Last year, Kenyatta University had opposed giving away the land, arguing it needed it for expansion.

In his speech, the President announced that he had instructed Investments, Trade and Industry Cabinet Secretary Moses Kuria to allocate 50 acres of land in Mombasa to the WHO. 

He said the process would be completed within a month, but did not provide any specific details regarding the location of the land.

“The ball will be squarely in your court thereafter,” Dr Ruto told the WHO representatives during the meeting at the Kenyatta University Teaching, Referral and Research Hospital on Monday when he launched the Cyberknife Centre.

However, a similar plan was opposed last year amid allegations of shady deals and land grabbing. At the time, the vice-chancellor, Prof Paul Wainaina, and the university council stood in the way but were all forced out of office. The government then hastened the transaction before it was stopped by the courts.


Coming just a month before the general election, Dr Ruto who was then deputy president, and the Kenya Kwanza brigade capitalised on the conflict and rallied behind Prof Wainaina. 

After the Kenya Kwanza party came into power, Prof Wainaina was reinstated as the vice-chancellor of Kenyatta University. In addition, he was appointed to serve on the Presidential Working Party on Education Reforms.

“It’s not been easy; it’s been a long way but it happened because you wanted it to happen,” said WHO representative, Dr Abdourahmane Diallo, during the signing of the memorandum of understanding at Afya House that will see the organisation establish the Emergency Regional Hub for Eastern and Southern Africa.

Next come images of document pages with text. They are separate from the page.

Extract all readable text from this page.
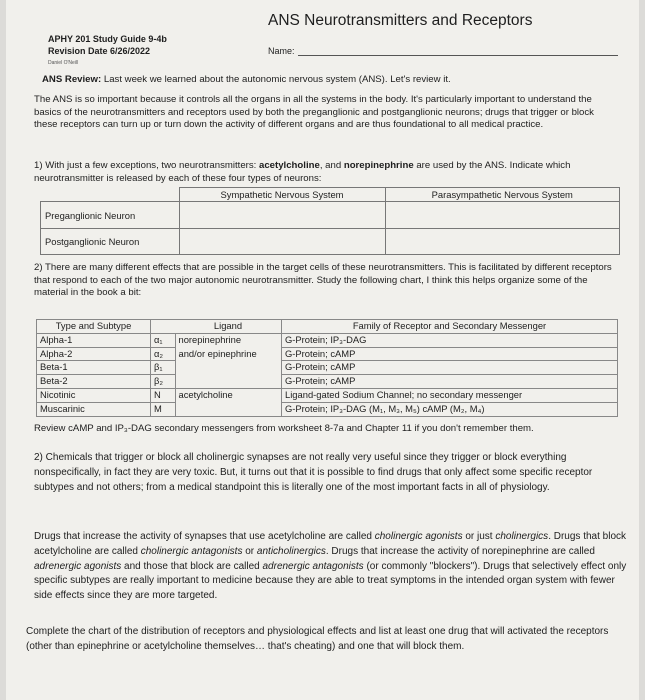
APHY 201 Study Guide 9-4b
Revision Date 6/26/2022
Daniel O'Neill
ANS Neurotransmitters and Receptors
Name:

ANS Review: Last week we learned about the autonomic nervous system (ANS). Let's review it.

The ANS is so important because it controls all the organs in all the systems in the body. It's particularly important to understand the basics of the neurotransmitters and receptors used by both the preganglionic and postganglionic neurons; drugs that trigger or block these receptors can turn up or turn down the activity of different organs and are thus foundational to all medical practice.

1) With just a few exceptions, two neurotransmitters: acetylcholine, and norepinephrine are used by the ANS. Indicate which neurotransmitter is released by each of these four types of neurons:

	Sympathetic Nervous System	Parasympathetic Nervous System
Preganglionic Neuron		
Postganglionic Neuron		

2) There are many different effects that are possible in the target cells of these neurotransmitters. This is facilitated by different receptors that respond to each of the two major autonomic neurotransmitter. Study the following chart, I think this helps organize some of the material in the book a bit:

Type and Subtype		Ligand	Family of Receptor and Secondary Messenger
Alpha-1	α₁	norepinephrine	G-Protein; IP₃-DAG
Alpha-2	α₂	and/or epinephrine	G-Protein; cAMP
Beta-1	β₁		G-Protein; cAMP
Beta-2	β₂		G-Protein; cAMP
Nicotinic	N	acetylcholine	Ligand-gated Sodium Channel; no secondary messenger
Muscarinic	M		G-Protein; IP₃-DAG (M₁, M₃, M₅) cAMP (M₂, M₄)

Review cAMP and IP₃-DAG secondary messengers from worksheet 8-7a and Chapter 11 if you don't remember them.

2) Chemicals that trigger or block all cholinergic synapses are not really very useful since they trigger or block everything nonspecifically, in fact they are very toxic. But, it turns out that it is possible to find drugs that only affect some specific receptor subtypes and not others; from a medical standpoint this is literally one of the most important facts in all of physiology.

Drugs that increase the activity of synapses that use acetylcholine are called cholinergic agonists or just cholinergics. Drugs that block acetylcholine are called cholinergic antagonists or anticholinergics. Drugs that increase the activity of norepinephrine are called adrenergic agonists and those that block are called adrenergic antagonists (or commonly "blockers"). Drugs that selectively effect only specific subtypes are really important to medicine because they are able to treat symptoms in the intended organ system with fewer side effects since they are more targeted.

Complete the chart of the distribution of receptors and physiological effects and list at least one drug that will activated the receptors (other than epinephrine or acetylcholine themselves… that's cheating) and one that will block them.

Health Cabinet Secretary Susan Nakhumicha, who signed the MoU on behalf of the government, described the establishment of the hub as a “long overdue, historical and momentous occasion”.

The Emergency Regional Hub for Eastern and Southern Africa is expected to coordinate high-quality responses to health emergencies in Kenya and the region, as well as serve as a modern storage facility for essential medical equipment and consumables. 

The hub is also expected to offer timely support to countries experiencing emergencies.

“The hub will serve as a centre of excellence specialised in capacity building in health crisis and emergency management. Through this partnership with WHO, we will have access to the organisation’s global network of experts, knowledge, and resources. We will also be able to leverage the latest innovations and technologies to improve our response times and our ability to provide essential healthcare services during emergencies,” Ms Nakhumicha said.

Dr Ruto said the hub would provide employment opportunities, capacity building and technology transfer. 

He, however, ruled out giving part of the university land to individuals claiming to be squatters from the Kamae neighbourhood. 

Mr Kenyatta had allocated 190 acres for the settlement of the squatters. The former president had also set aside 10 acres for the Africa Centre for Disease Control and 180 acres for Kenyatta University Teaching, Referral and Research Hospital.